Schüsse hallen durch das beschauliche Oerlenbach (Lkr. Bad Kissingen). Getroffen wird niemand. Mit dem Einsatz der Schreckschusswaffe sollen unliebsame Besucher vertrieben werden. Nur dass es sich dabei nicht um lästige Tauben handelt, sondern um einige in der Nähe feiernde Jugendliche. Die Teenager sind, ohne es zu ahnen, einem Drogendepot zu nahe gekommen.
In dem Gebäude befinden sich kiloweise Drogen, die aus Bad Orb in Hessen geholt wurden. Die Päckchen mit Marihuana, Haschisch und Kokain sind auf dem Dachboden verräumt. In einem Spind, in dem auch ein Butterfly-Messer mit zehn Zentimeter langer Klinge bereitliegt. Nur zur Sicherheit. Von den Schüssen aufgeschreckte Anwohner rufen die Polizei. Die Streifenbeamten kommen, nehmen eine Anzeige auf und die Waffe mit. Das Lager indes bleibt unangetastet.

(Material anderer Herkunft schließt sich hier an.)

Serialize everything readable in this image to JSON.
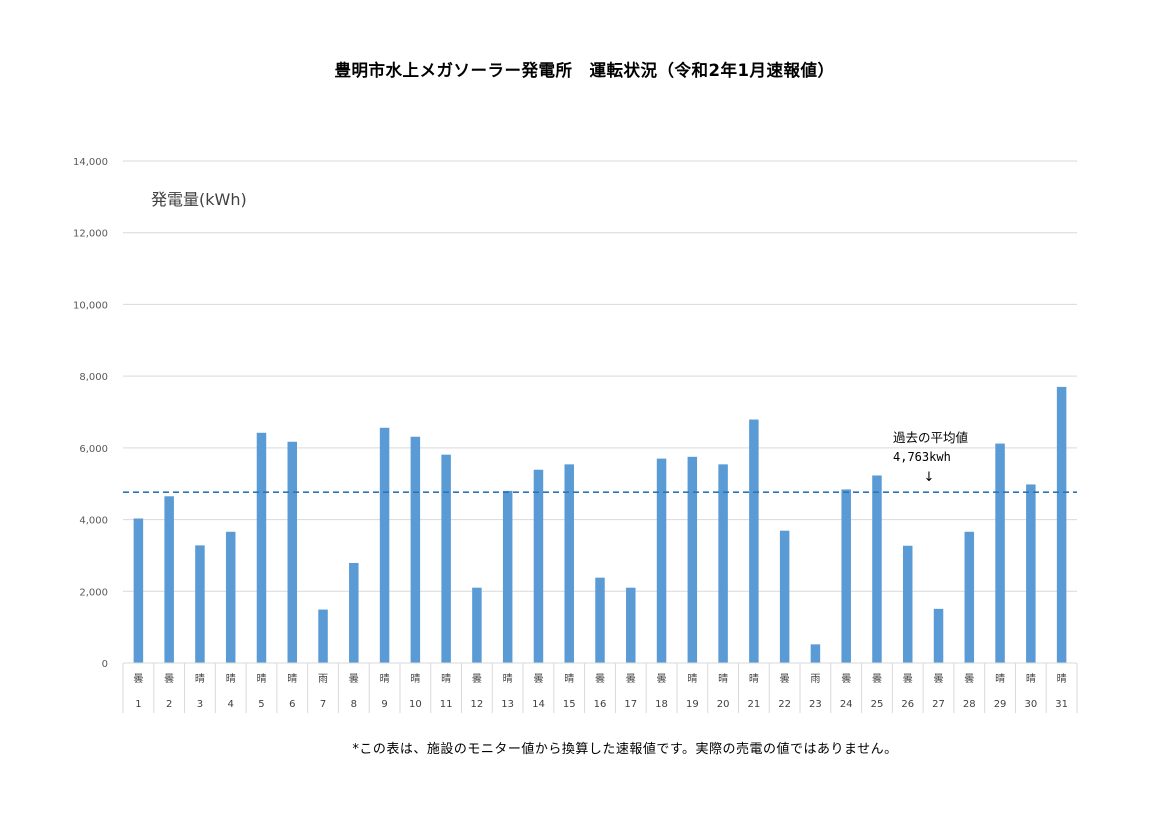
{
  "title": "豊明市水上メガソーラー発電所　運転状況（令和2年1月速報値）",
  "footnote": "*この表は、施設のモニター値から換算した速報値です。実際の売電の値ではありません。",
  "colors": {
    "bar": "#5b9bd5",
    "average_line": "#2e75b6",
    "grid": "#d9d9d9",
    "text": "#595959"
  },
  "chart_data": {
    "type": "bar",
    "ylabel": "発電量(kWh)",
    "ylim": [
      0,
      14000
    ],
    "yticks": [
      0,
      2000,
      4000,
      6000,
      8000,
      10000,
      12000,
      14000
    ],
    "ytick_labels": [
      "0",
      "2,000",
      "4,000",
      "6,000",
      "8,000",
      "10,000",
      "12,000",
      "14,000"
    ],
    "grid": true,
    "categories": [
      "1",
      "2",
      "3",
      "4",
      "5",
      "6",
      "7",
      "8",
      "9",
      "10",
      "11",
      "12",
      "13",
      "14",
      "15",
      "16",
      "17",
      "18",
      "19",
      "20",
      "21",
      "22",
      "23",
      "24",
      "25",
      "26",
      "27",
      "28",
      "29",
      "30",
      "31"
    ],
    "weather": [
      "曇",
      "曇",
      "晴",
      "晴",
      "晴",
      "晴",
      "雨",
      "曇",
      "晴",
      "晴",
      "晴",
      "曇",
      "晴",
      "曇",
      "晴",
      "曇",
      "曇",
      "曇",
      "晴",
      "晴",
      "晴",
      "曇",
      "雨",
      "曇",
      "曇",
      "曇",
      "曇",
      "曇",
      "晴",
      "晴",
      "晴"
    ],
    "values": [
      4030,
      4650,
      3280,
      3660,
      6420,
      6170,
      1490,
      2790,
      6560,
      6310,
      5810,
      2100,
      4800,
      5390,
      5540,
      2380,
      2100,
      5700,
      5750,
      5540,
      6790,
      3690,
      520,
      4840,
      5230,
      3270,
      1510,
      3660,
      6120,
      4980,
      7700
    ],
    "average": {
      "value": 4763,
      "label_line1": "過去の平均値",
      "label_line2": "4,763kwh",
      "arrow": "↓"
    }
  }
}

Florierender Drogenhandel in den Haßbergen
Dass die beiden Cousins, die sich derzeit wegen Drogenhandels vor dem Landgericht Bamberg verantworten mussten, besonders vorsichtig gewesen wären, kann man in der Rückschau also kaum behaupten. Die Angeklagten sollen im vergangenen Jahr einen florierenden Drogenhandel in und um Schweinfurt, sowie in den Haßbergen aufgebaut haben.
Am Telefon plaudern sie ungeniert über Grammzahlen und Preise. Dann heißt es zwar "Paket", jeder weiß aber, dass damit ein Kilogramm gemeint ist. Was die Dealer nicht wissen: sie werden gerade abgehört. Denn seitdem einer der Hauptkunden der Cousins in Ebelsbach aufgeflogen ist, hat die Kriminalpolizei Schweinfurt das Duo aus den Haßbergen im Blick.
Spuren auf dem Bankkonto
So können insgesamt 13 Beschaffungsfahrten nach Bad Orb belegt werden. Das Bargeld aus ihren illegalen Geschäften teilen sie brüderlich untereinander auf. Einen Teil zahlen sie aufs Bankkonto ein und hinterlassen so Spuren, die die Ermittler gar nicht verfehlen konnten.

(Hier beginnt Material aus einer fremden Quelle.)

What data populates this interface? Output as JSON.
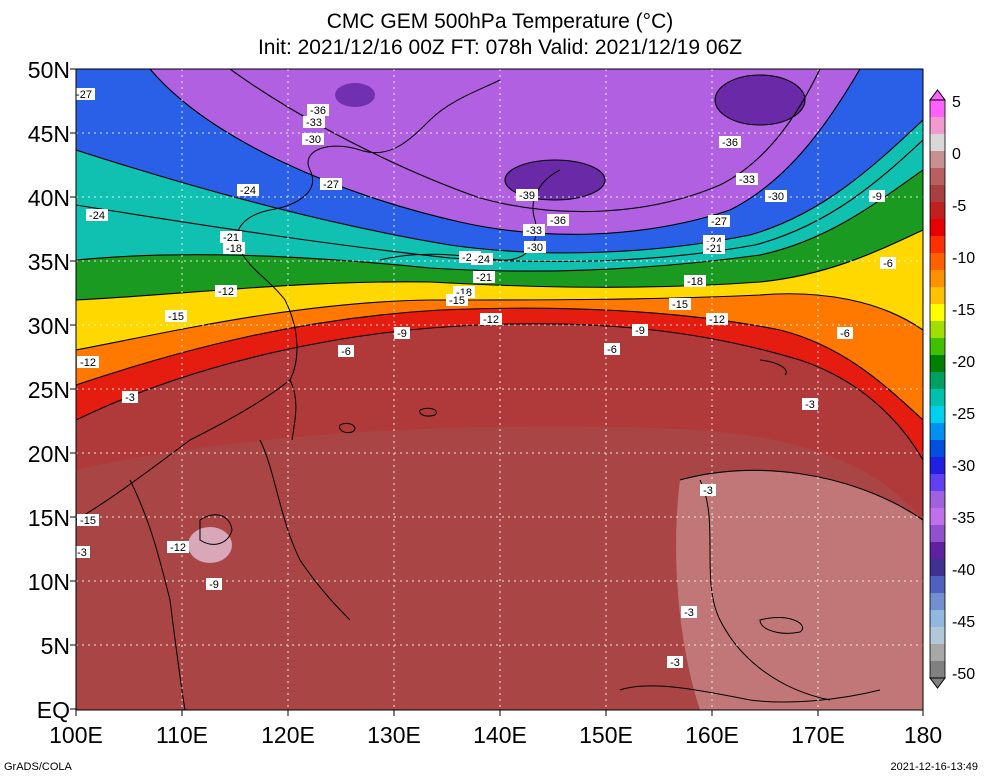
{
  "title_line1": "CMC GEM 500hPa Temperature (°C)",
  "title_line2": "Init: 2021/12/16 00Z  FT: 078h  Valid: 2021/12/19 06Z",
  "lat_labels": [
    "50N",
    "45N",
    "40N",
    "35N",
    "30N",
    "25N",
    "20N",
    "15N",
    "10N",
    "5N",
    "EQ"
  ],
  "lon_labels": [
    "100E",
    "110E",
    "120E",
    "130E",
    "140E",
    "150E",
    "160E",
    "170E",
    "180"
  ],
  "colorbar": {
    "labels": [
      "5",
      "0",
      "-5",
      "-10",
      "-15",
      "-20",
      "-25",
      "-30",
      "-35",
      "-40",
      "-45",
      "-50"
    ],
    "colors": [
      "#ff60ff",
      "#f09ad0",
      "#d8d8d8",
      "#c89090",
      "#b86060",
      "#a84040",
      "#c02020",
      "#e80000",
      "#ff3000",
      "#ff6000",
      "#ff9000",
      "#ffc000",
      "#ffff00",
      "#a0e000",
      "#40c000",
      "#008000",
      "#00a060",
      "#00c0b0",
      "#00d0f0",
      "#0090f0",
      "#0050e0",
      "#2020e0",
      "#6040f0",
      "#a060e0",
      "#c070e8",
      "#9050d0",
      "#6020a0",
      "#403090",
      "#5060c0",
      "#7090d0",
      "#90b8e0",
      "#b0c8d8",
      "#a8a8a8",
      "#808080"
    ]
  },
  "contour_labels": [
    "-27",
    "-36",
    "-33",
    "-30",
    "-24",
    "-27",
    "-24",
    "-21",
    "-18",
    "-39",
    "-36",
    "-33",
    "-30",
    "-27",
    "-24",
    "-21",
    "-18",
    "-15",
    "-12",
    "-9",
    "-6",
    "-3",
    "-15",
    "-12",
    "-9",
    "-36",
    "-33",
    "-30",
    "-27",
    "-24",
    "-21",
    "-18",
    "-15",
    "-12",
    "-9",
    "-6",
    "-3",
    "-3",
    "-3",
    "-3",
    "-3",
    "-12",
    "-6",
    "-6",
    "-9",
    "-12",
    "-15"
  ],
  "footer_left": "GrADS/COLA",
  "footer_right": "2021-12-16-13:49"
}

Den Rest bewahren sie in einer Geldkassette auf. Das Geld von dort verwenden sie, um sich all die Extras zu gönnen, die sie sich trotz gutbezahlter Jobs nicht leisten können: hochwertige Computer, Spielekonsolen und Smartphones, sowie einen Wagen für 45.000 Euro. Sie brauchen die Einnahmen aber auch für Rauschgift.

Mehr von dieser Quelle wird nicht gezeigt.